In one way, John Steenson's job is not unusual. Like other CTOs, he worries about finding good IT help for his company, Intira Corp.; he must keep on top of new technology advancements; and he needs to make sure his mission-critical e-business applications are running smoothly. But the difference for Steenson is that if he hits a snag in his infrastructure, it can take down not only his network but also the networks of his clients: the major Fortune 500 companies that pay Intira to host their e-commerce Web sites, business extranets, and secure intranets.
Companies that trust Steenson's organization to handle their e-business applications include such powerhouses as Armstrong World Industries, FTD.com Inc., PartMiner, Emerson Electric, and SingleSourceIT. For clients like these, Steenson oversees the design, deployment, and management of their entire network infrastructures. He also manages Intira's enterprise-class data centers in St. Louis, New York, and Pleasanton, Calif.
Intira is riding a wave of e-business expansion. Its customers like the business advantages of outsourcing critical network components to a secure hosting facility and letting Intira's technical team worry about keeping their e-commerce applications up and running. Relying on Steenson's technical expertise means they will get to market faster with online services, avoid investments in expensive hardware, and escape the burdens of IT staffing and infrastructure management.

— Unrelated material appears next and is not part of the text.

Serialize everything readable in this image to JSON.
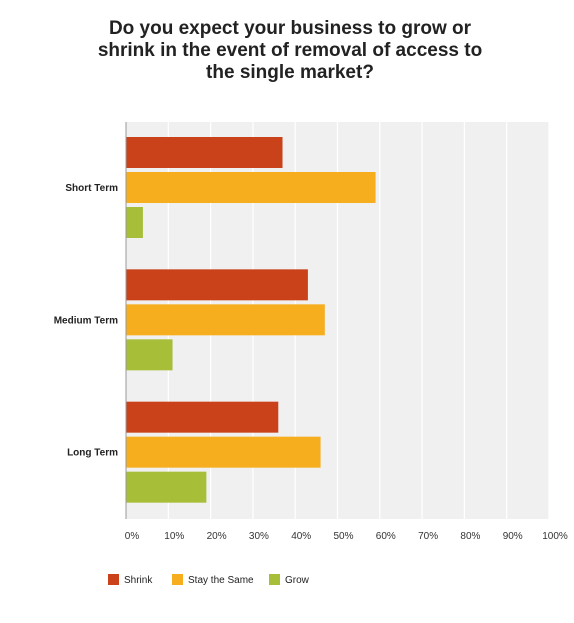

These responsibilities fall on the shoulders of Steenson and his staff.
Steenson chooses the technologies used to run, connect, secure, and monitor his customers' applications. He manages the national network, SANs (storage area networks), and other back-end systems that make up Intira's infrastructure. And he figures out how to price, package, and deploy these services to the business market.
The end result is a highly reliable, highly scalable infrastructure that allows Intira to enter into service-level agreements that guarantee between 98.5 percent and 99.95 percent uptime. How is that guaranteed? If Intira fails to live up to its commitment, it shares the pain of downtime -- issuing a day's credit for every 15 minutes a client's system is inoperable.
"For some customers, that can be a quarter of a million dollars," says Steenson. "It's serious money to us. The other thing they do is take me out to the pillory in the courtyard and throw things at me."
The antidote to such competitive pressure is teamwork, both within the company and with the clients' development teams. When something goes wrong with a customer's application, everyone at Intira is accountable and the Intira teams work around the clock until the problem is resolved.
"Anytime a customer goes down, every person in the company is on [duty around the clock] until that customer is back up," Steenson says. "There's nothing anybody is doing that's more important than returning that customer to business. This idea is culturally ingrained throughout the company."
Most of Intira's customers are not interested in the money-back guarantee; they want their systems up all day every day, with no service interruptions for their customers.
What they are interested in is uptime, Steenson says. And no one is concerned with pointing the finger when technical glitches occur. In fact, Steenson says, many of the problems they have experienced occur at that "fuzzy boundary" between the customer's application and Intira's infrastructure, requiring Intira and the client's teams to work together to resolve a problem.
In one recent example, when a database application malfunctioned, the customer flew its developers in from Russia to brainstorm with Steenson's team. What looked at first like a problem with Intira's infrastructure turned out to be a database configuration issue.
"But it doesn't really matter what the exact problem is," Steenson emphasizes.
"Over the long haul, we just need to get them back up and going."
Steenson's example involving the Russian developers also illustrates the importance of establishing -- and following -- explicit procedures for maintaining mission-critical applications. In this case, a Russian developer had made a change without notification.
"Until they got over here and saw the impact of it, they didn't really think they'd done much," Steenson recalls.
The point, Steenson explains, is that such tricky situations can only be resolved with teamwork, often in the form of face-to-face brainstorming sessions to pinpoint glitches and trace them back to their origins. Then Steenson's team manages the change process, communicating with the clients' development teams or other systems integration companies to fix the problems.
Because so much teamwork is involved, it comes as no surprise that the most important element for delivering mission-critical e-business applications, in Steenson's view, is personnel.
"Anybody can buy data centers, anybody can buy equipment, anybody can claim to have fully redundant everything everywhere," Steenson says. "But it's the people, the skills, the dedication, the talent that really make the difference."
Getting and keeping the best people is Steenson's No. 1 concern, and then keeping them challenged and properly rewarded, he adds.
"After that, everything pales in comparison," he says.
John Steenson: Intira
Title: Vice president and CTO
Reports to: President and CEO
Mission: "To enable Intira to deliver leading-edge solutions for our customers in a highly reliable manner"Education: B.S. in Computer Science; M.B.A., technology management specialtyCareer path: Twenty-seven years in technology development; seven years as president of Spatial Dynamics; senior management at Oracle, Ingres, Computer Associates, Applied Data ResearchBiggest challenge:
Growing a team and a business in an extremely competitive environmentFavorite escape: Family outingsFavorite e-business sites: wsj.com, Yahoo, msn.com, and Amazon.com.